I did not receive a denial but I did receive the next best thing a provisional billing from Finance Officer Pat Jurrens of the City of Alcester for, “…$40.00 per hour for Eight (8) hours of research time to pull time cards and check stubs…to produce copies…” for a grand total of $320.00. I sent a reply that I would just access them without asking for copies. I received another copy of the provisional billing stating, “…the cost would remain the same…” Really? Then I found there are NO TIMECARDS to pull, the employees use their cell phones or as I witnessed a week ago Alcester City Finance Officer Pat Jurrens logs them in on her computer. In the course of this Pat-a-cake push back scenario, I requested the name of the accounting program and the name of the payroll program(QuickBooks and CheckMark respectively)both have the capability of producing reports detailing in an Excel-type format, the information for which I asked.
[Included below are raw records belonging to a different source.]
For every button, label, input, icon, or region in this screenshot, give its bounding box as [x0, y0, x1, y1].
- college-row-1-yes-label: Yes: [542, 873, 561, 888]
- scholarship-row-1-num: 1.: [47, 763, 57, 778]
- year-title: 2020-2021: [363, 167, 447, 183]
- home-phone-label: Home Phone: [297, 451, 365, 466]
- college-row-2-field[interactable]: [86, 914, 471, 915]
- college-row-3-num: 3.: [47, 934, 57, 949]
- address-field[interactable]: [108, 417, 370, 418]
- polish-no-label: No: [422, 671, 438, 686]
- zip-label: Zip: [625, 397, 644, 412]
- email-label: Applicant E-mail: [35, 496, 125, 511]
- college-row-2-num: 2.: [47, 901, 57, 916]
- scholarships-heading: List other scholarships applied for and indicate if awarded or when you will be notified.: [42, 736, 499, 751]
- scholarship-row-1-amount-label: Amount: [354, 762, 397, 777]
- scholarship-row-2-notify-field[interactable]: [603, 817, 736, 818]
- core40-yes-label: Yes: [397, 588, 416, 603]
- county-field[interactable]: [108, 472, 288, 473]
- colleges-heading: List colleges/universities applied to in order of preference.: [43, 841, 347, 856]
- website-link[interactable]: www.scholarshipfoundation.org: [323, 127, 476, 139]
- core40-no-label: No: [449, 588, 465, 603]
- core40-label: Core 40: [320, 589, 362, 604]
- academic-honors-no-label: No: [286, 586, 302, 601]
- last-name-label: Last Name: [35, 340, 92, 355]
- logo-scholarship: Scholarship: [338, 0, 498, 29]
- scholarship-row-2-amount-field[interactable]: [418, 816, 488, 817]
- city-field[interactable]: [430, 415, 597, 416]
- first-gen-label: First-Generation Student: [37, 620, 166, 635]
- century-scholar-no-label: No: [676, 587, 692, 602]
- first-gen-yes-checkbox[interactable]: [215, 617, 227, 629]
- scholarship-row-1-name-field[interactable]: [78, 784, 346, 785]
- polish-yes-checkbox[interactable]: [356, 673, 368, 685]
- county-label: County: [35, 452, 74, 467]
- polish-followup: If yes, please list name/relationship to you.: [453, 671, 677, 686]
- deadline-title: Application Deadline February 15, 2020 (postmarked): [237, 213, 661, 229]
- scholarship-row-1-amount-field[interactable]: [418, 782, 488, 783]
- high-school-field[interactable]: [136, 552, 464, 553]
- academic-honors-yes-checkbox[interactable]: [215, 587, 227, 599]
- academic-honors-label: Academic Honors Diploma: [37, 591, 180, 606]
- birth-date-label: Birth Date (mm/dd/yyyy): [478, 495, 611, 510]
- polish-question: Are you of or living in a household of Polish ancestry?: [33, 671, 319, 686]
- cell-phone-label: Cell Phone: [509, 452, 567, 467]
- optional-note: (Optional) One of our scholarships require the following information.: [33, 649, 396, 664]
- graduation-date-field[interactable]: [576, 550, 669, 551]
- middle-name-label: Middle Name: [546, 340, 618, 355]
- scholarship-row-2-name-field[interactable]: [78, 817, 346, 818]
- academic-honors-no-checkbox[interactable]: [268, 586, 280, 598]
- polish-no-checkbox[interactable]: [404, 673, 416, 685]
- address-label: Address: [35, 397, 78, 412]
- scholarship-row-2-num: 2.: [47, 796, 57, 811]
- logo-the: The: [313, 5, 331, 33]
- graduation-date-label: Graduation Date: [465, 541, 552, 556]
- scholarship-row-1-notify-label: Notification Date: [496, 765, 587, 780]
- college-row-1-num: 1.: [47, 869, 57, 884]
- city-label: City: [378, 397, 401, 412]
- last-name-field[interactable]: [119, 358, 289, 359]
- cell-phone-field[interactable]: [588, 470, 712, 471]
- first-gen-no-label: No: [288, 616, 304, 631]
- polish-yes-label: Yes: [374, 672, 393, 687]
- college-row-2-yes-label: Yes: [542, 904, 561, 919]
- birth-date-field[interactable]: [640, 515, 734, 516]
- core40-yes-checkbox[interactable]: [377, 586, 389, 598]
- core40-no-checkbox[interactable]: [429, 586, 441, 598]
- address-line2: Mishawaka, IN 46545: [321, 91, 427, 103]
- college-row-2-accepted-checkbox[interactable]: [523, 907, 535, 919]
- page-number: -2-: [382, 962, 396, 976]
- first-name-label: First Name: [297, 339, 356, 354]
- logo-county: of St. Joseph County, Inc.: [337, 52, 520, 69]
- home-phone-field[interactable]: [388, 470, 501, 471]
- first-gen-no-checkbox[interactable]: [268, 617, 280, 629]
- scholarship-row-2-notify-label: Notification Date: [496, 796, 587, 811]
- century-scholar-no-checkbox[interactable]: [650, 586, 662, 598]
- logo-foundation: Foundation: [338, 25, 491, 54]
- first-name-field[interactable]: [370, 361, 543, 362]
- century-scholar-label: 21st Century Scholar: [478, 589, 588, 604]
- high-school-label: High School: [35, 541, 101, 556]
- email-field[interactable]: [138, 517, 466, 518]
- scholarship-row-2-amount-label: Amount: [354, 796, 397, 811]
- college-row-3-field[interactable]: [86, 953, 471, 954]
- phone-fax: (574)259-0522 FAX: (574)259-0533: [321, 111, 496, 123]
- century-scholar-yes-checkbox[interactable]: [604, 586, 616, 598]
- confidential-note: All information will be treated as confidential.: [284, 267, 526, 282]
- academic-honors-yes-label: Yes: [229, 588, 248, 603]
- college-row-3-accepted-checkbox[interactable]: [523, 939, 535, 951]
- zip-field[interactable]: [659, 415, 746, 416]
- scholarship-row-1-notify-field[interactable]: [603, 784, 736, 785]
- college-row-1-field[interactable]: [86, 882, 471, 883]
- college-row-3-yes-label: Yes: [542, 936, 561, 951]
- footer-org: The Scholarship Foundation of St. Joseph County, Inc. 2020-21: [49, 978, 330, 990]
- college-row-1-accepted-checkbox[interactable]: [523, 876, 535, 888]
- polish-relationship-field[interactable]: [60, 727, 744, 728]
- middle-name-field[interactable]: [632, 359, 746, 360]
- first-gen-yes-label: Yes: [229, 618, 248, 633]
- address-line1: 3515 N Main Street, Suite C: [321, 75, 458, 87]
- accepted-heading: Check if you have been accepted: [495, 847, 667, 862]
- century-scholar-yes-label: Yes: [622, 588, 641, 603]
So feeling I had paid out enough line, I set the hook and filed a complaint with the South Dakota Office of Hearing Examiners detailing my official request and the City of Alcester reply. This constitutes the 8 hour special project charge against the Finance Office. Really? Now Alcester Finance Officer Pat Jurrens expects $40.00 per hour
JUST TO DO HER JOB? REALLY?
- Agenda Item #12(E)(II) – Special Projects-Tree trimming Database/Letters-134 – 12 Hours. Oh my dear sweet, old Aunt Tillie! Are ya kidding me? 12 hours to write a form letter reciting a tree-overhang violation? Folks, think about it, obviously FO Pat has not. Type up one form letter citing the code violation, save form letter to file, copy the list of residents from the water bill data base onto Avery Labels times 2 (one label for the letter and one label for the envelope), fold copies, insert into envelope, seal envelope, stamp and trot on down to the post office and that takes twelve hours. Oh that is right we have a Property Maintenance Code Enforcement Officer Geoff Fillingsness, just what does he do now for his fee again? Somehow I do not think he is running around in a golf cart with his young finance office live-in kid-at-your-back protégé eyeballing branch height and Kodaking the weed heights. Nope I just do not think so, but I have noticed a pole on the street sweeper and I do not think that it is for a flag!
Again Special Project-Twelve hours? FOR DOING HER JOB? I am relieved the city has a janitor, I would hate to see how many hours it would take for the Special Project of changing the toilet paper in the City Offices restrooms!